OpenCue include_finished doesn't include data from history tables

JobSearchCriteria includes an include_finished option for fetching finished jobs. However some jobs may still not be returned, as the API backend only reads from the main job table, and old jobs are auto-archived to the job_history table in the database. This may cause unexpected results, particularly if a job suddenly disappears from the API response.

Fixing this might not be trivial - job_history can be a huge table, which could easily overflow the max gRPC message size or cause various other problems. We might need to extend the API to support paging.

Apr 25 '19 01:04 bcipriano

Is there currently ANY way of accessing the data from archived jobs? Do I understand correctly that the maximum age of a job is defined here: public static final int ARCHIVE_JOBS_CUTOFF_HOURS = 72 ; https://github.com/AcademySoftwareFoundation/OpenCue/blob/e6879f34693c66a1455a14df36ed707d77bfffab/cuebot/src/main/java/com/imageworks/spcue/service/HistoricalManagerService.java#L36

Perhaps this could be defined by a constant in the config?

Sam

Apr 24 '20 14:04 samkenw

@samkenw

The only way to access the archived jobs, currently, is to query the database directly, in the job_history table.

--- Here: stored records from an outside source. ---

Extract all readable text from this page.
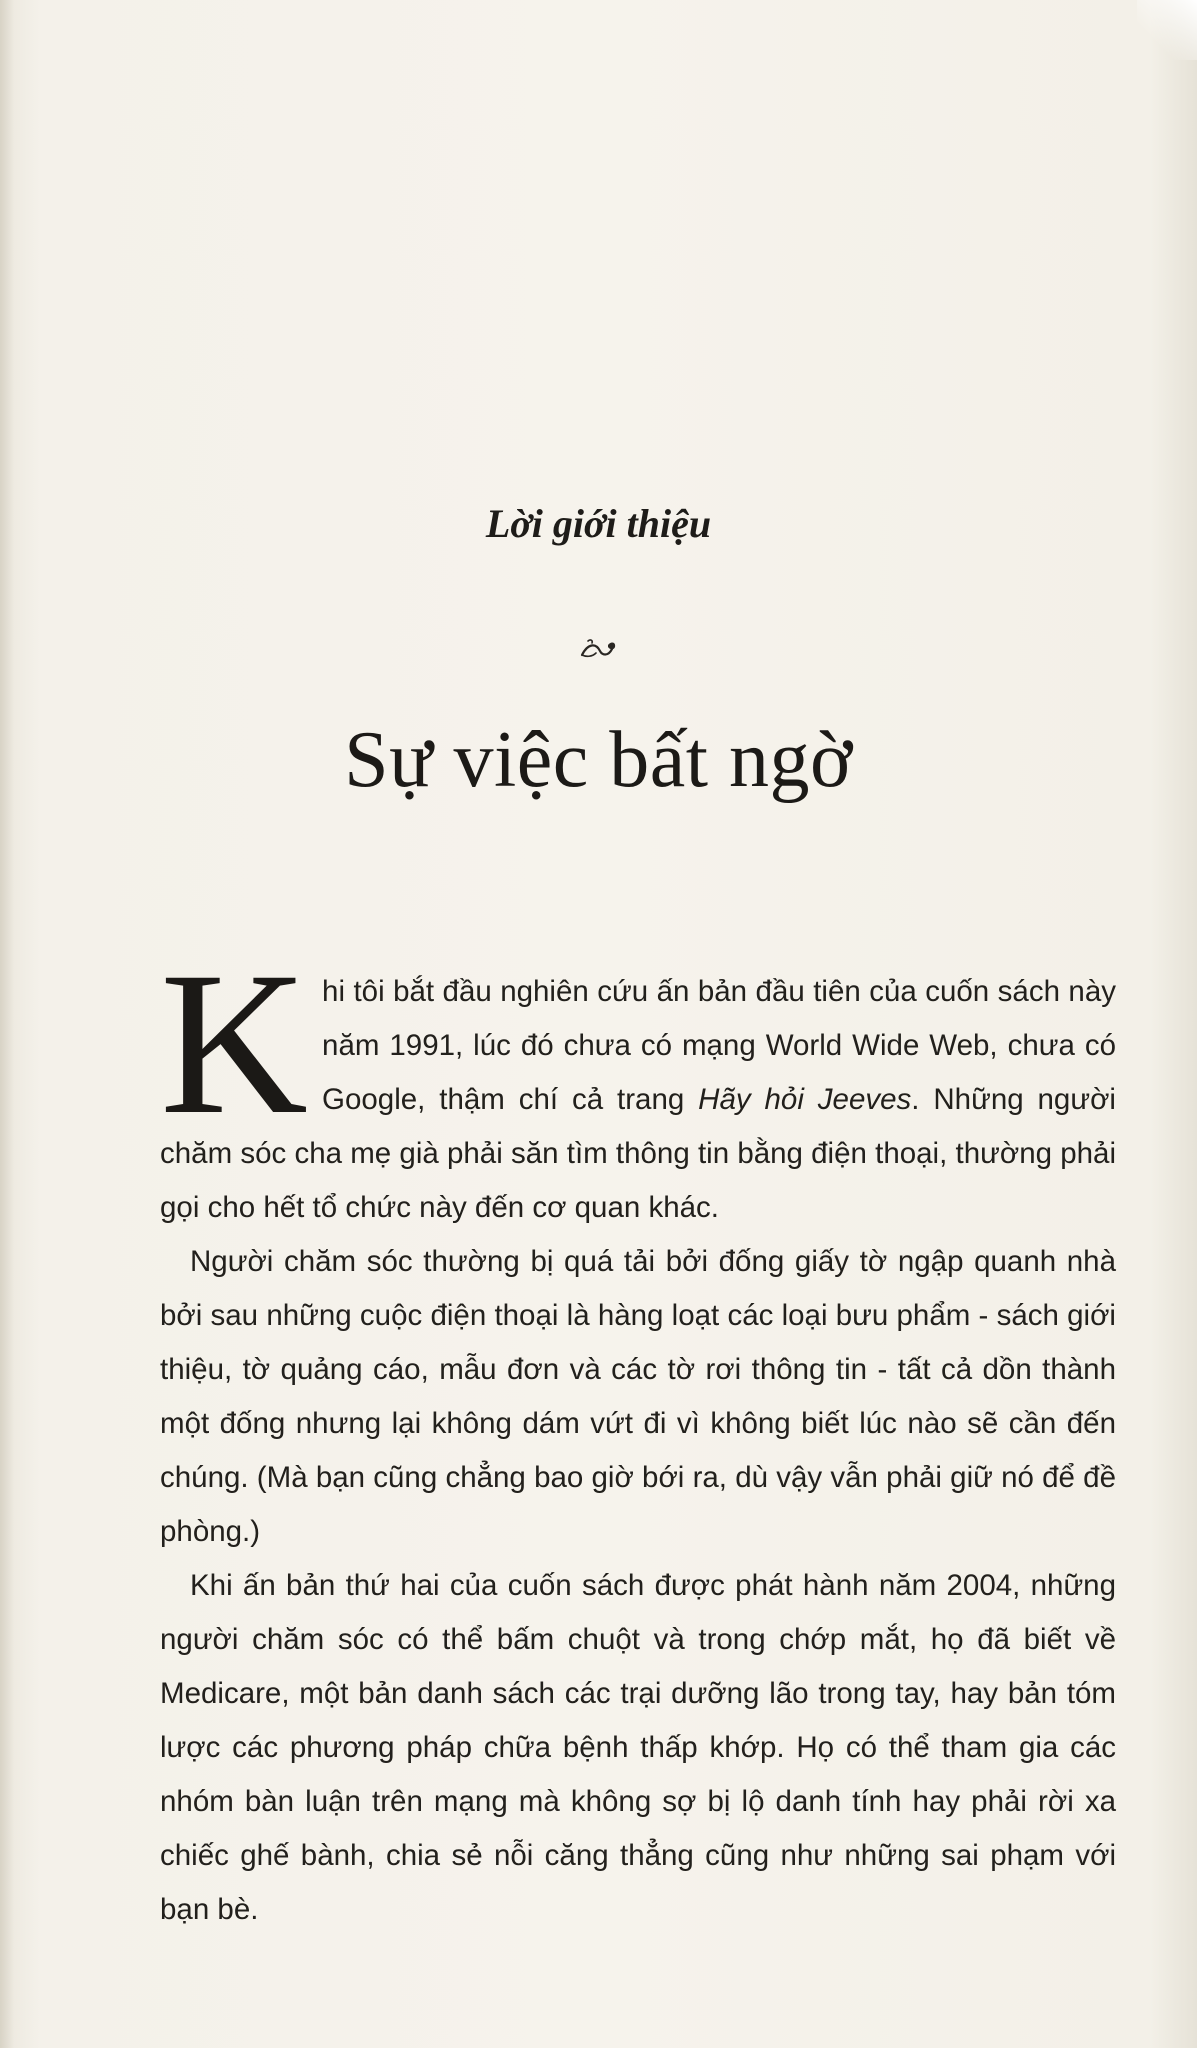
Lời giới thiệu
Sự việc bất ngờ

Khi tôi bắt đầu nghiên cứu ấn bản đầu tiên của cuốn sách này năm 1991, lúc đó chưa có mạng World Wide Web, chưa có Google, thậm chí cả trang Hãy hỏi Jeeves. Những người chăm sóc cha mẹ già phải săn tìm thông tin bằng điện thoại, thường phải gọi cho hết tổ chức này đến cơ quan khác.

Người chăm sóc thường bị quá tải bởi đống giấy tờ ngập quanh nhà bởi sau những cuộc điện thoại là hàng loạt các loại bưu phẩm - sách giới thiệu, tờ quảng cáo, mẫu đơn và các tờ rơi thông tin - tất cả dồn thành một đống nhưng lại không dám vứt đi vì không biết lúc nào sẽ cần đến chúng. (Mà bạn cũng chẳng bao giờ bới ra, dù vậy vẫn phải giữ nó để đề phòng.)

Khi ấn bản thứ hai của cuốn sách được phát hành năm 2004, những người chăm sóc có thể bấm chuột và trong chớp mắt, họ đã biết về Medicare, một bản danh sách các trại dưỡng lão trong tay, hay bản tóm lược các phương pháp chữa bệnh thấp khớp. Họ có thể tham gia các nhóm bàn luận trên mạng mà không sợ bị lộ danh tính hay phải rời xa chiếc ghế bành, chia sẻ nỗi căng thẳng cũng như những sai phạm với bạn bè.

I think the primary concern here, and the thing preventing us from quickly implementing this, is the potentially huge number of jobs this could be returned via the API. So we may need to consider implementing paging or limit it in some other way.

Re: adjusting the archive cutoff, I've filed this as #776 and am working on it currently. It should be relatively simple to implement that as you suggested.

Sep 03 '20 20:09 bcipriano